Estudo revela que polvos podem sentir ‘sabor’ das fêmeas mesmo sem vê-las
Uma pesquisa da Harvard analisou os métodos de reprodução dos polvos e se surpreendeu com os resultados; entenda!

No último dia 2, na revista de divulgação científica, Science, pesquisadores de Harvard apontaram para nova descoberta no sistema reprodutivo dos polvos. Conforme a pesquisa, o hectocótilo, órgão reprodutivo e também tentáculo do polvo, possui órgão sensorial para identificar fêmeas mesmo sem vê-las.
A característica chamou atenção dos estudiosos quando polvos machos conseguiram reproduzir com fêmeas mesmo sem enxergá-las. Mais curioso se tornou quando perceberam que os animais conseguiam descobrir onde era o canal reprodutivo feminino com precisão
A pesquisa
Diante dessas características, os pesquisadores coletaram espécimes de polvos-de-duas-manchas-da-califórnia para fazer os testes. Primeiramente dividindo um macho e uma fêmea por uma pequena fresta, para assim descobrir as capacidades de reconhecimento do animal.
Pablo Villar, biólogo da Universidade de Harvard e coautor do estudo, em entrevista ao Washington Post, aponta que:
Eles acasalaram através da divisória […] Para nós, essa foi a demonstração mais simples e clara de que eles conseguem se reconhecer apenas usando a quimiorrecepção”.
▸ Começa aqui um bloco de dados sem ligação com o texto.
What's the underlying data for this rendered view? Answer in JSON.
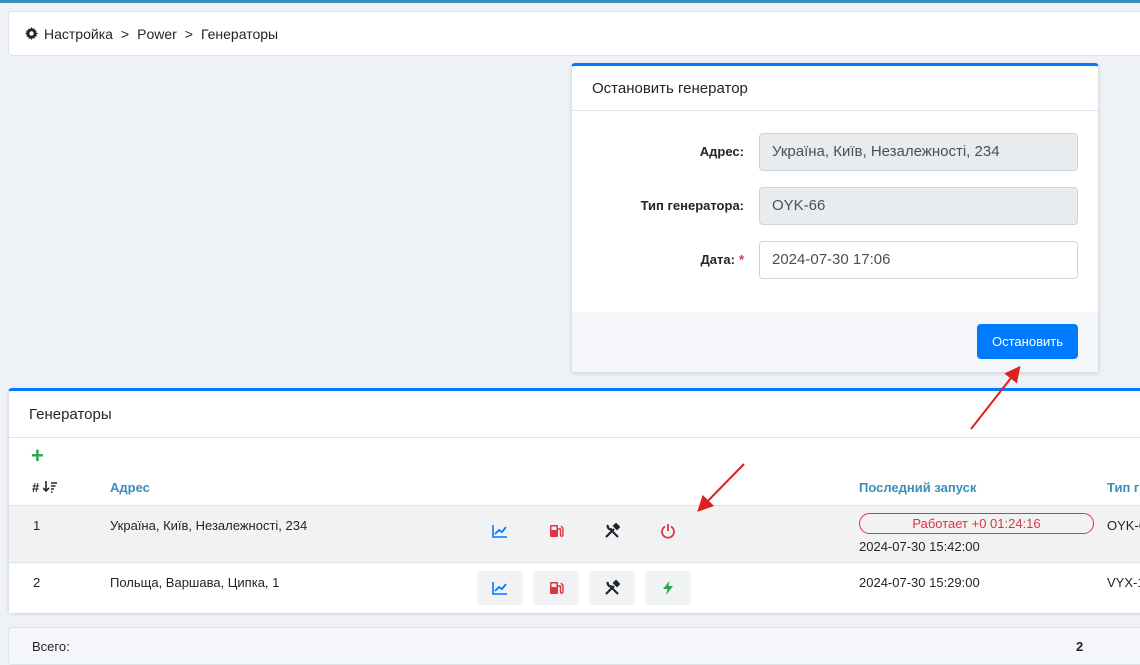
{
  "breadcrumb": {
    "icon": "gear-icon",
    "items": [
      "Настройка",
      "Power",
      "Генераторы"
    ],
    "separator": ">"
  },
  "modal": {
    "title": "Остановить генератор",
    "fields": {
      "address": {
        "label": "Адрес:",
        "value": "Україна, Київ, Незалежності, 234"
      },
      "type": {
        "label": "Тип генератора:",
        "value": "OYK-66"
      },
      "date": {
        "label": "Дата:",
        "required_mark": "*",
        "value": "2024-07-30 17:06"
      }
    },
    "submit_label": "Остановить"
  },
  "generators": {
    "title": "Генераторы",
    "headers": {
      "num": "#",
      "address": "Адрес",
      "last_start": "Последний запуск",
      "type": "Тип г"
    },
    "rows": [
      {
        "num": "1",
        "address": "Україна, Київ, Незалежності, 234",
        "status": "Работает +0 01:24:16",
        "last_start": "2024-07-30 15:42:00",
        "type": "OYK-6",
        "action_icon": "power-icon"
      },
      {
        "num": "2",
        "address": "Польща, Варшава, Ципка, 1",
        "last_start": "2024-07-30 15:29:00",
        "type": "VYX-1",
        "action_icon": "bolt-icon"
      }
    ]
  },
  "footer": {
    "label": "Всего:",
    "value": "2"
  },
  "colors": {
    "primary": "#007bff",
    "danger": "#dc3545",
    "success": "#28a745",
    "link": "#3c8dbc"
  }
}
Prosseguindo no estudo, os pesquisadores fizeram testes com tubos artificiais banhados com hormônios diversos. No entanto, apenas os tubos com o “sabor” da progesterona das fêmeas de polvo foram testados e procurados pelos machos.
Assim, ao fazer a análise intra molecular foi possível identificar moléculas sensoriais nesse órgão improvável. Ainda, vale a pena destacar que parte da pesquisa foi disponibilizada na internet. Confira aqui!
Pressuposições
Dessa forma, diante da novidade, os pesquisadores interessados no assunto começaram a tentar descobrir as razões para essa característica.
Alguns apontaram que os machos, muito provavelmente, conseguem descobrir se as fêmeas estão férteis sem nem sequer encostar nelas. Já outros, apontaram que essa pode ser uma vantagem evolutiva para fecundações rápidas mesmo no escuro do oceano.
De todo modo, a notícia chocou o mundo científico. No entanto, os pesquisadores apontaram que essa característica só foi analisada nos polvos-de-duas-manchas-da-califórnia, e que, outras espécies também têm de ser exploradas individualmente.